Moores Cancer Center, UC San Diego, La Jolla, CA.
Department of Cellular and Molecular Medicine, UC San Diego, La Jolla, CA.
J Clin Oncol. 2024 Oct 20;42(30):3550-3560. doi: 10.1200/JCO.23.02641. Epub 2024 Jul 31.
Cancers with homologous recombination deficiency (HRD) can benefit from platinum salts and poly(ADP-ribose) polymerase inhibitors. Standard diagnostic tests for detecting HRD require molecular profiling, which is not universally available.
We trained DeepHRD, a deep learning platform for predicting HRD from hematoxylin and eosin (H&E)-stained histopathological slides, using primary breast (n = 1,008) and ovarian (n = 459) cancers from The Cancer Genome Atlas (TCGA). DeepHRD was compared with four standard HRD molecular tests using breast (n = 349) and ovarian (n = 141) cancers from multiple independent data sets, including platinum-treated clinical cohorts with RECIST progression-free survival (PFS), complete response (CR), and overall survival (OS) endpoints.
DeepHRD predicted HRD from held-out H&E-stained breast cancer slides in TCGA with an AUC of 0.81 (95% CI, 0.77 to 0.85). This performance was confirmed in two independent primary breast cancer cohorts (AUC, 0.76 [95% CI, 0.71 to 0.82]). In an external platinum-treated metastatic breast cancer cohort, samples predicted as HRD had higher complete CR (AUC, 0.76 [95% CI, 0.54 to 0.93]) with 3.7-fold increase in median PFS (14.4 3.9 months; = .0019) and hazard ratio (HR) of 0.45 ( = .0047). There were no significant differences in nonplatinum treatment outcome by predicted HRD status in three breast cancer cohorts, including CR (AUC, 0.39) and PFS (HR, 0.98, = .95) in taxane-treated metastatic breast cancer. Through transfer learning to high-grade serous ovarian cancer, DeepHRD-predicted HRD samples had better OS after first-line (HR, 0.46; = .030) and neoadjuvant (HR, 0.49; = .015) platinum therapy in two cohorts.
DeepHRD can predict HRD in breast and ovarian cancers directly from routine H&E slides across multiple external cohorts, slide scanners, and tissue fixation variables. When compared with molecular testing, DeepHRD classified 1.8- to 3.1-fold more patients with HRD, which exhibited better OS in high-grade serous ovarian cancer and platinum-specific PFS in metastatic breast cancer.

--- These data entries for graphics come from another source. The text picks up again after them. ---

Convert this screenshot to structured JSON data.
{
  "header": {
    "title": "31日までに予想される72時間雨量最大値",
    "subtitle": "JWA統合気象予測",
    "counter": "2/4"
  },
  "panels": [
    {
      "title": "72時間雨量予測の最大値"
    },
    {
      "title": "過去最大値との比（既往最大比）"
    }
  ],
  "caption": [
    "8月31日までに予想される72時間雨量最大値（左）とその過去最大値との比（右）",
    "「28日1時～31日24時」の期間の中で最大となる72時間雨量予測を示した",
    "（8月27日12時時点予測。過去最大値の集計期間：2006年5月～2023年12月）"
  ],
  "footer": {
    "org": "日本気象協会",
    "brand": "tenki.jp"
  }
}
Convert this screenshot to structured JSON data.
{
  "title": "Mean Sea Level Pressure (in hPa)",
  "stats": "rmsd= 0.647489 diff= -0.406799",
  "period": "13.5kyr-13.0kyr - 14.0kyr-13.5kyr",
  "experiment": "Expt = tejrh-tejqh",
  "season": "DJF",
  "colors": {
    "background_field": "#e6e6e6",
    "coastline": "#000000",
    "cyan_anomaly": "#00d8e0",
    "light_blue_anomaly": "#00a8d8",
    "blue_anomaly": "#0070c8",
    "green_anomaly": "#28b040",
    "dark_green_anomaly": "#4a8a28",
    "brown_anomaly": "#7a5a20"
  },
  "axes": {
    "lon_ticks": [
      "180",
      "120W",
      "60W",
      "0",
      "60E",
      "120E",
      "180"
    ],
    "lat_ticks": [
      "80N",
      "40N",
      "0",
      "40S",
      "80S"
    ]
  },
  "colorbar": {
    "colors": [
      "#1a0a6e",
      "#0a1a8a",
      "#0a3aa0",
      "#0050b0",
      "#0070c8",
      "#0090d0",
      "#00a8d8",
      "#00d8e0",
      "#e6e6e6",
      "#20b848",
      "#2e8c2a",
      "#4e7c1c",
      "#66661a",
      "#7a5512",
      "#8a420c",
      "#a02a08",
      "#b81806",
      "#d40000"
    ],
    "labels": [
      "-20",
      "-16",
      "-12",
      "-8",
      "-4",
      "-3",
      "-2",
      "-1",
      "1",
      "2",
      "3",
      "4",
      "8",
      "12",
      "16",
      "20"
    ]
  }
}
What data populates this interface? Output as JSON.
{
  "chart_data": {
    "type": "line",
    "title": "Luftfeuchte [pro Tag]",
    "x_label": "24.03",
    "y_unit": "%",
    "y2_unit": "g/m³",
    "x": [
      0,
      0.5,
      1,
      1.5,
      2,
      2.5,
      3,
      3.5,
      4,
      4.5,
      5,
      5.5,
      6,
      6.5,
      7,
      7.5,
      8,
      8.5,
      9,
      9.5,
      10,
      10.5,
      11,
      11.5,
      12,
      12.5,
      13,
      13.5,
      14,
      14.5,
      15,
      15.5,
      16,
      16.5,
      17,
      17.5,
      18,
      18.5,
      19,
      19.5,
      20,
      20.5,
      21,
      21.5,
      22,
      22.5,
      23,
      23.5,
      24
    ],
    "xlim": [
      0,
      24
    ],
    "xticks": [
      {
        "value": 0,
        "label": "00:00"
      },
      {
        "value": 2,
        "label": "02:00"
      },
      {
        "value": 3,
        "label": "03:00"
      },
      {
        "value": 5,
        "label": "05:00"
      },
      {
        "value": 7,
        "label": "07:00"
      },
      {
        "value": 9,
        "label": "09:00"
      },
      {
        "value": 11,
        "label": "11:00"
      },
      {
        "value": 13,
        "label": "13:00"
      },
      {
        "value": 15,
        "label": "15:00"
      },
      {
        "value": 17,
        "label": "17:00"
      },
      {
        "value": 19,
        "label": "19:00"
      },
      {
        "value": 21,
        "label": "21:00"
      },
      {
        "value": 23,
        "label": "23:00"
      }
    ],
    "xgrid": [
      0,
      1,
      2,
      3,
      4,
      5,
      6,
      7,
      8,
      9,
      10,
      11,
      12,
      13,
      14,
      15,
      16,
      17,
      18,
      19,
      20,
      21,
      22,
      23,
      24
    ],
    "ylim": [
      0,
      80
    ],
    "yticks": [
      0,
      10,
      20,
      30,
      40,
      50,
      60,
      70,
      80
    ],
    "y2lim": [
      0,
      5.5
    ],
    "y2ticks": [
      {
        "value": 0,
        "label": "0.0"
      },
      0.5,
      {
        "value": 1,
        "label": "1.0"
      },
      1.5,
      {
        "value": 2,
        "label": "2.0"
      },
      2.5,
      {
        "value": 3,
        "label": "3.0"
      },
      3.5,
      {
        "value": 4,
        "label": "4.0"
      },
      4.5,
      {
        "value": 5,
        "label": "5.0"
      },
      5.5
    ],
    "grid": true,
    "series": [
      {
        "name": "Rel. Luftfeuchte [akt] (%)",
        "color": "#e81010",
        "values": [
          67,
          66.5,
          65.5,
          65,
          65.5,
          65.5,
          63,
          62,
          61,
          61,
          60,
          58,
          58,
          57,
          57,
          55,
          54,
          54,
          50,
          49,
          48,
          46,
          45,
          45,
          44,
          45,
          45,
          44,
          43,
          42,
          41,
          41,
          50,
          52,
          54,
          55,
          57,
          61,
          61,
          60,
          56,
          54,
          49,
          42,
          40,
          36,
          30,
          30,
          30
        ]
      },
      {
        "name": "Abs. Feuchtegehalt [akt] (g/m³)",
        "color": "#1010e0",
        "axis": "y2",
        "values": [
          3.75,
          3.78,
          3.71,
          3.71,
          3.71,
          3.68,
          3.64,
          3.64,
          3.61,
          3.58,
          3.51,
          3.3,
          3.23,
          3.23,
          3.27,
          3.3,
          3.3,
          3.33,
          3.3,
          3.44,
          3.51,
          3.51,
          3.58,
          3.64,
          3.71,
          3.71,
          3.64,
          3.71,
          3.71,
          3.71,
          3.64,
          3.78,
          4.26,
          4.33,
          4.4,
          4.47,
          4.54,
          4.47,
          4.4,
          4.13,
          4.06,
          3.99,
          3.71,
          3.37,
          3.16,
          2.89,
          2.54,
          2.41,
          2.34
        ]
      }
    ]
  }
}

同源重组缺陷(HRD)的癌症可以从铂盐和聚(ADP-核糖)聚合酶抑制剂中获益。检测 HRD 的标准诊断测试需要分子分析,但并非普遍可用。
我们使用来自癌症基因组图谱(TCGA)的原发性乳腺癌(n=1008)和卵巢癌(n=459)训练了 DeepHRD,这是一种用于从苏木精和伊红(H&E)染色组织学幻灯片预测 HRD 的深度学习平台。使用来自多个独立数据集的乳腺癌(n=349)和卵巢癌(n=141)癌症,将 DeepHRD 与四种标准 HRD 分子测试进行了比较,包括具有 RECIST 无进展生存期(PFS)、完全缓解(CR)和总生存期(OS)终点的铂类治疗临床队列。
DeepHRD 预测 TCGA 中保留的 H&E 染色乳腺癌幻灯片中的 HRD,AUC 为 0.81(95%CI,0.77 至 0.85)。这一性能在两个独立的原发性乳腺癌队列中得到了证实(AUC,0.76 [95%CI,0.71 至 0.82])。在一个外部的铂类治疗转移性乳腺癌队列中,预测为 HRD 的样本具有更高的完全 CR(AUC,0.76 [95%CI,0.54 至 0.93]),中位 PFS 增加了 3.7 倍(14.4 3.9 个月; =.0019),风险比(HR)为 0.45( =.0047)。在三个乳腺癌队列中,根据预测的 HRD 状态,非铂类治疗结果没有显著差异,包括紫杉醇治疗转移性乳腺癌的 CR(AUC,0.39)和 PFS(HR,0.98, =.95)。通过转移学习到高级别浆液性卵巢癌,DeepHRD 预测的 HRD 样本在两个队列的一线(HR,0.46; =.030)和新辅助(HR,0.49; =.015)铂类治疗后具有更好的 OS。
DeepHRD 可以直接从多个外部队列、幻灯片扫描仪和组织固定变量的常规 H&E 幻灯片中预测乳腺癌和卵巢癌中的 HRD。与分子检测相比,DeepHRD 将 1.8 至 3.1 倍更多的 HRD 患者进行分类,在高级别浆液性卵巢癌中表现出更好的 OS,在转移性乳腺癌中表现出更好的铂类特异性 PFS。